Ezike was one of many public health officials who cautioned Americans to skip out on family gatherings, noting that the celebrations could actually be super spreader events, according to the report. The average new detected infections was declining prior to Thanksgiving but rose a bit afterwards. However, it has since been on the decline, according to the Chicago Tribune.
The decline could be partially attributed to the fact that the state implemented Tier 3 designation on Nov. 20 which limited how many people could be in a business at one time and banned indoor dining, the Chicago Tribune reported.
Democratic Michigan Gov. Gretchen Whitmer announced Tuesday that the state was also not experiencing a post-Thanksgiving coronavirus spike, according to the Associated Press (AP).
“We are cautiously optimistic that there was not a post-Thanksgiving surge in cases,” Dr. Joneigh Khaldun, the state’s chief medical executive said, according to the AP. “That means many Michiganders did their part in keeping the spread of the virus down over the Thanksgiving holiday.”

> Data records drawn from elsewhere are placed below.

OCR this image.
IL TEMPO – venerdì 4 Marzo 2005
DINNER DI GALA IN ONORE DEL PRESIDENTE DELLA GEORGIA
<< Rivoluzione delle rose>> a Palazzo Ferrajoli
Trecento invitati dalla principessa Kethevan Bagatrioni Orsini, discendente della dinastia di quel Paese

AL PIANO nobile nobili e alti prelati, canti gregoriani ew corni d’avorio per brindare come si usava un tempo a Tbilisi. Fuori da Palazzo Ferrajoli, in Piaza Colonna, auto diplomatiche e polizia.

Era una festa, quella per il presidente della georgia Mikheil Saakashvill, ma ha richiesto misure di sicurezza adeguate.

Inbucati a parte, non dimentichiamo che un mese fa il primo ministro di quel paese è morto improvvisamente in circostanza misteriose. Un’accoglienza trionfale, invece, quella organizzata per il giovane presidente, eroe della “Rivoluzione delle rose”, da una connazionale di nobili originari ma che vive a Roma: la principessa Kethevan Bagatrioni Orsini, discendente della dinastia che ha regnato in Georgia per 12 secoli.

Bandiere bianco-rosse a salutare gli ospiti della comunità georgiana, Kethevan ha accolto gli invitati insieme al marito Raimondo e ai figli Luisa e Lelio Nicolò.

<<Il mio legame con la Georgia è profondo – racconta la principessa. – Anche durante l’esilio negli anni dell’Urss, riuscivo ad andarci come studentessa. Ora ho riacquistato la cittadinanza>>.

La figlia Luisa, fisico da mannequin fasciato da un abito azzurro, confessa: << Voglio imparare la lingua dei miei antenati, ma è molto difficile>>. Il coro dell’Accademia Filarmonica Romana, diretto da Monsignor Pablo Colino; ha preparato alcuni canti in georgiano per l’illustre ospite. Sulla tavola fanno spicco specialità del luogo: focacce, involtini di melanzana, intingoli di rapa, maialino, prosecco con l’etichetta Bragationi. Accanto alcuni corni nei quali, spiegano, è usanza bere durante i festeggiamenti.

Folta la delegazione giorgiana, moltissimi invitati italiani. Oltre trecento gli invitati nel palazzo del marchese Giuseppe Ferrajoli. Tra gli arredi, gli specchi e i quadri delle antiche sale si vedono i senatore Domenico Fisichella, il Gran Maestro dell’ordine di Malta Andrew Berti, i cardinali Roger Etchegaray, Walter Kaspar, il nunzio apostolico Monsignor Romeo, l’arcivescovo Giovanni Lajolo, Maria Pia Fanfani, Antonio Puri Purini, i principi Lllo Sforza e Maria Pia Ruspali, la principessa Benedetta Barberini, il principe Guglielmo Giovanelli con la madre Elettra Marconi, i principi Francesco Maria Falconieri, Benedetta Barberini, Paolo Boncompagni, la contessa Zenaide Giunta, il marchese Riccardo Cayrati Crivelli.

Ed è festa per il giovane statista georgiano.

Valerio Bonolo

Like Illinois, the state also prohibited indoor dining and shut down some businesses on Nov. 18 to slow the spread, according to the report.
Minnesota has also not seen a Thanksgiving related coronavirus case surge. Data reporter David Montgomery with MPR News said he feels confident that Thanksgiving didn’t seem to contribute to any new cases, according to KARE 11.

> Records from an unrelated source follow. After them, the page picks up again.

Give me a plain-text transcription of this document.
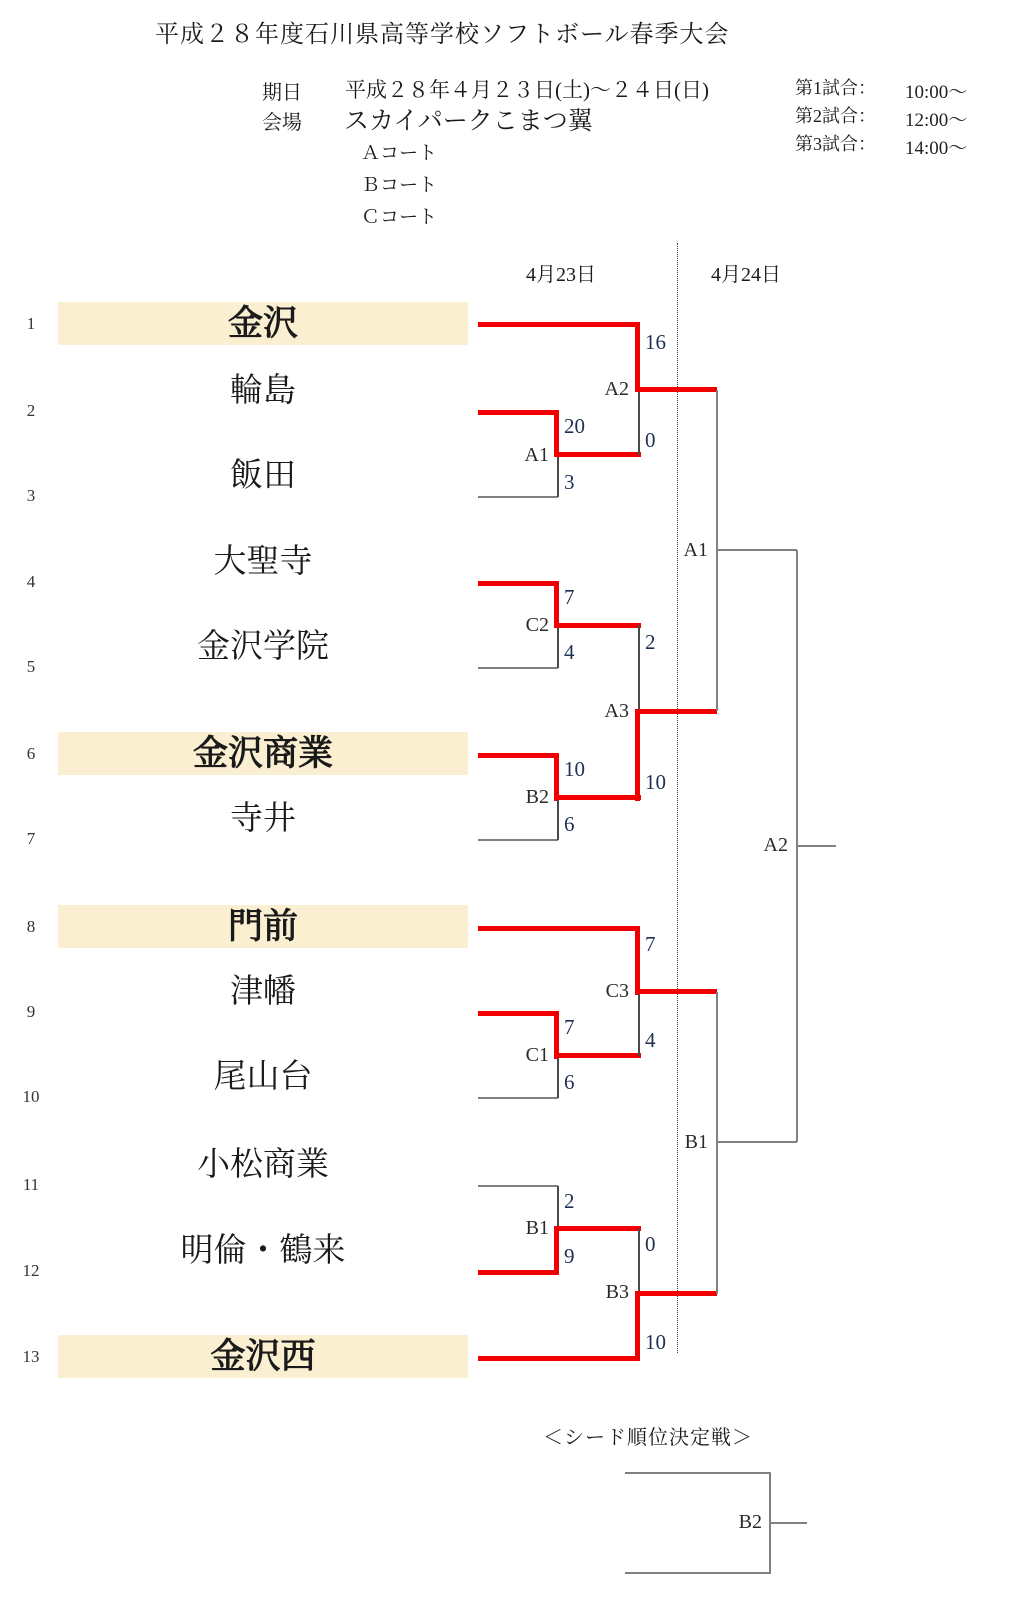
平成２８年度石川県高等学校ソフトボール春季大会
期日 平成２８年４月２３日(土)～２４日(日)
会場 スカイパークこまつ翼
Ａコート
Ｂコート
Ｃコート
第1試合： 10:00～
第2試合： 12:00～
第3試合： 14:00～
4月23日	4月24日
1	金沢
2
輪島
3
飯田
4
大聖寺
5
金沢学院
6	金沢商業
7
寺井
8	門前
9
津幡
10
尾山台
11
小松商業
12
明倫・鶴来
13	金沢西
A1
C2
B2
C1
B1
A2
A3
C3
B3
A1
B1
A2
20
3
7
4
10
6
7
6
2
9
16
0
2
10
7
4
0
10
＜シード順位決定戦＞
B2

“There’s absolutely no sign of a direct trend-changing impact from Thanksgiving gatherings here in Minnesota,” Montgomery said, according to the report.
“This doesn’t mean that cases might not have fallen even more without Thanksgiving,” he added.
UPDATE: This article was updated Dec. 21 to add comprehensive numbers from publicly available databases and analysis of those numbers; quotes from more experts; and state data that supports the central thrust of the story.